The author’s great-grandfather, Charles Digby Harrod, took Harrods on to bigger and better things. Despite the store being devastated by fire in 1883, the enterpreneur set up a temporary shop opposite, and watched as nine months later a five-storey department store rose from the ashes. He eventually sold Harrods on retiring at the age of 50 in 1889 and a new chapter in the store’s – and the family’s – history began. 

 

This account is packed with fascinating detail for anyone interested in the Harrod family, the business or researchers tracing London or department store ancestors themselves. Throughout, Robin explains the wealth of family history records and methods used in his quest, to show how he traced his ancestors’ lives and connections. In the process, he lifts the shutters on how, from family beginnings in Suffolk and Essex, they planted the roots of the Harrods we know today.
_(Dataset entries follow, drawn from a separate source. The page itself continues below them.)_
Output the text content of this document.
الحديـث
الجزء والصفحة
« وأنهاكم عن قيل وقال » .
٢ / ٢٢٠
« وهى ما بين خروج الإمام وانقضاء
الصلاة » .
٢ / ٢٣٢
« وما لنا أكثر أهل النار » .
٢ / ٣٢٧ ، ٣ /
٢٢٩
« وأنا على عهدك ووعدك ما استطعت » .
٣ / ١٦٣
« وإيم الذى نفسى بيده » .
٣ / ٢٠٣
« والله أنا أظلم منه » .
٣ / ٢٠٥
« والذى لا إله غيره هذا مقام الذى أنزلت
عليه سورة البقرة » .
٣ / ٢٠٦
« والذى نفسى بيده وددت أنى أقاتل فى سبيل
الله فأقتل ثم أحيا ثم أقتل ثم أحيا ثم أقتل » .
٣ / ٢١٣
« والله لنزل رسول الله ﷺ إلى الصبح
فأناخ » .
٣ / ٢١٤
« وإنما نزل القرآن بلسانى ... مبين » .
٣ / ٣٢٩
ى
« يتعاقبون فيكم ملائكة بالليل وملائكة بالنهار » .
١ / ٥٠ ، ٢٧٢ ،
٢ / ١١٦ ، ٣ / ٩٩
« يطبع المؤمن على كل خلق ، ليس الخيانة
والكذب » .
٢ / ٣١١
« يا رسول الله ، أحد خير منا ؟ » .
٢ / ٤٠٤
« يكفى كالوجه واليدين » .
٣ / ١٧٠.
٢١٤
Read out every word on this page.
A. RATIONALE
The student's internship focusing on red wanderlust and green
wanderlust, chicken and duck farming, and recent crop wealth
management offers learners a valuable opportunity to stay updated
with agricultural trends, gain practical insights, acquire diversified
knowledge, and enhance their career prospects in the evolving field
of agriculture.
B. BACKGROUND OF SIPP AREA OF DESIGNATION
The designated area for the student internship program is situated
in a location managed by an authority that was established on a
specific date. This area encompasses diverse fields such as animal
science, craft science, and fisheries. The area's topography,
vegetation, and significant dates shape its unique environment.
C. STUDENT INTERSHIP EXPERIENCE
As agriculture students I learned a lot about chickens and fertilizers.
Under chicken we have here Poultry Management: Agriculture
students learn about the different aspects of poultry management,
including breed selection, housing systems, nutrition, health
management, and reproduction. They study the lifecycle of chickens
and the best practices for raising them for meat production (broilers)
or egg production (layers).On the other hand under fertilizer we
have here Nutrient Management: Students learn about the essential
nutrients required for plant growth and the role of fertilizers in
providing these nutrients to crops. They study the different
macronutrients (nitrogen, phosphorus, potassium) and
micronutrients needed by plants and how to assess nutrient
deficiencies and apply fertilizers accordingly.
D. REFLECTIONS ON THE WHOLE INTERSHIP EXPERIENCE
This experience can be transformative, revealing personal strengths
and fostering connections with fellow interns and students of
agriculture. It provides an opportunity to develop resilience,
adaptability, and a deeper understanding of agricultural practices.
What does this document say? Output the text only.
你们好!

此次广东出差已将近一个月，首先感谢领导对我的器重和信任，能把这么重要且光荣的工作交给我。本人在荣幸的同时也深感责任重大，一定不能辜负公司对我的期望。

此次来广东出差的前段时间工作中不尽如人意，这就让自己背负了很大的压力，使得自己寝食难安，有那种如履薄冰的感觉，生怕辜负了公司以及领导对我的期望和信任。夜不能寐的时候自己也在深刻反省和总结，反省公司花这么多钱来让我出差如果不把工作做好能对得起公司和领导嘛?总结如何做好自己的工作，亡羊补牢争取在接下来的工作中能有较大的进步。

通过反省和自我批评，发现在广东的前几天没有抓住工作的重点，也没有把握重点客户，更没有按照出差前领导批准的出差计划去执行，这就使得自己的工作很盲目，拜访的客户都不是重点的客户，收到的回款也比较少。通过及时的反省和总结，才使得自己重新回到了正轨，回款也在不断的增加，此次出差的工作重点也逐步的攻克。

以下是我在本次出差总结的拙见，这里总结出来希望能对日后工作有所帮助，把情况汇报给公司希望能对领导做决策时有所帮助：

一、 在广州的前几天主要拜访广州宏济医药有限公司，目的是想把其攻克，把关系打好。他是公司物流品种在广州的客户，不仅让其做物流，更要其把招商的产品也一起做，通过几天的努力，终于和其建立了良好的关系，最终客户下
The Jewel of Knightsbridge contains a multitude of genealogical tips for ancestor-hunters embarking on their own family history journeys, with all manner of sources used, including those from Harrods and private family archives.

 

Although we won’t all make such remarkable finds in our own research endeavours, what Robin Harrod shows us is that from the smallest acorns, mighty trees grow.

 

• ISBN: 9780750968133. RRP £20 hardback, Kindle edition £8.96. The History Press.